General Function: Support, nourishment, and myelination of neurons.
$1$ Astrocytes: Provide nourishment to neurons and contribute to the Blood-Brain Barrier (BBB).
$2$ Ependymal cells: Line the ventricles of the brain and are responsible for producing Cerebrospinal Fluid (CSF).
$3$ Microglia: Phagocytic cells that ingest cellular waste and pathogens.
$4$ Oligodendrocytes / Schwann cells: Support the neurons through the process of myelination.

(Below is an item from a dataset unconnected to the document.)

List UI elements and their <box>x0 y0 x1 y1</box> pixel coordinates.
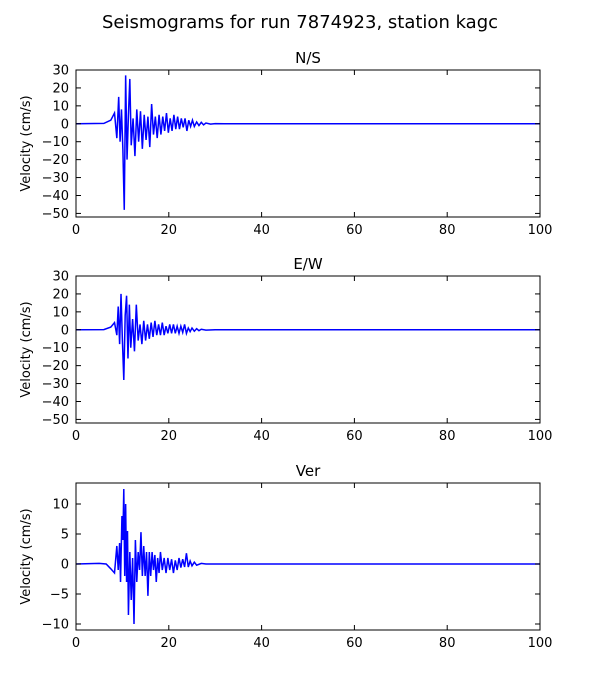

Summation Types: * Spatial Summation: Summation based on the physical location of the inputs. * Temporal Summation: Summation based on the timing/frequency of inputs.
Steps of Signal Transmission: 1. The cell reaches the threshold potential. 2. Voltage-gated $Na^+$ channels open. 3. $Na^+$ influx occurs, causing further depolarization. 4. The membrane potential reaches a peak of approximately $+35\,mV$ . 5. The $Na^+$ channel inactivates at this peak. 6. $K^+$ flows out of the cell as voltage-gated $K^+$ channels open. 7. Repolarization begins as the cell loses positive charge. 8. $K^+$ channels close slowly, leading to an overshoot of the resting membrane potential, known as hyperpolarization (dropping below $-70\,mV$ ). 9. The resting potential will be restored. 10. $Na^+/K^+$ ATPase activity restores and maintains the resting potential.
Saltatory Conduction: The specific way an electrical impulse "skips" down a myelinated axon, jumping from node to node.

Storage: Neurotransmitters are stored in vesicles inside the presynaptic nerve terminals.
Release: A signal (referenced in transcript as "IE.gssIikIsiy1") leads to vesicle release via the process of exocytosis.
Post-Synaptic Impact: The NT acts on the effector (post-synaptic receptor) and can be either Excitatory or Inhibitory.
Inhibitory Examples: * GABA. * Alcohol. * Barbiturates. * Midazolam. * Lorazepam.
Methods to Modulate NT Activity: 1. Enzymatic Breakdown: For example, Acetylcholine (ACh) in the synaptic cleft is rapidly broken down by the enzyme Acetylcholinesterase (AChE). 2. Reuptake Carriers: For example, SSRIs (Selective Serotonin Reuptake Inhibitors). The body naturally attempts to bring neurotransmitters back into the presynaptic neuron; SSRIs block this ability, allowing Serotonin to act longer on the postsynaptic receptor. 3. Diffusion: Neurotransmitters can simply diffuse out of the synaptic cleft.

Central Components: The Brain and the Spine.
Autonomic Nervous System: Responsible for functions humans cannot consciously control, such as temperature regulation. * Sympathetic Nervous System. * Parasympathetic Nervous System.
Spinal Column Divisions: * Cervical. * Thoracic. * Lumbar. * Sacral spine.
Nerve Architecture in the Spine: * Dorsal Root Ganglion: Contains Sensory neurons; located at the Back of the spinal cord. * Motor Neurons: Located at the Front of the spinal cord.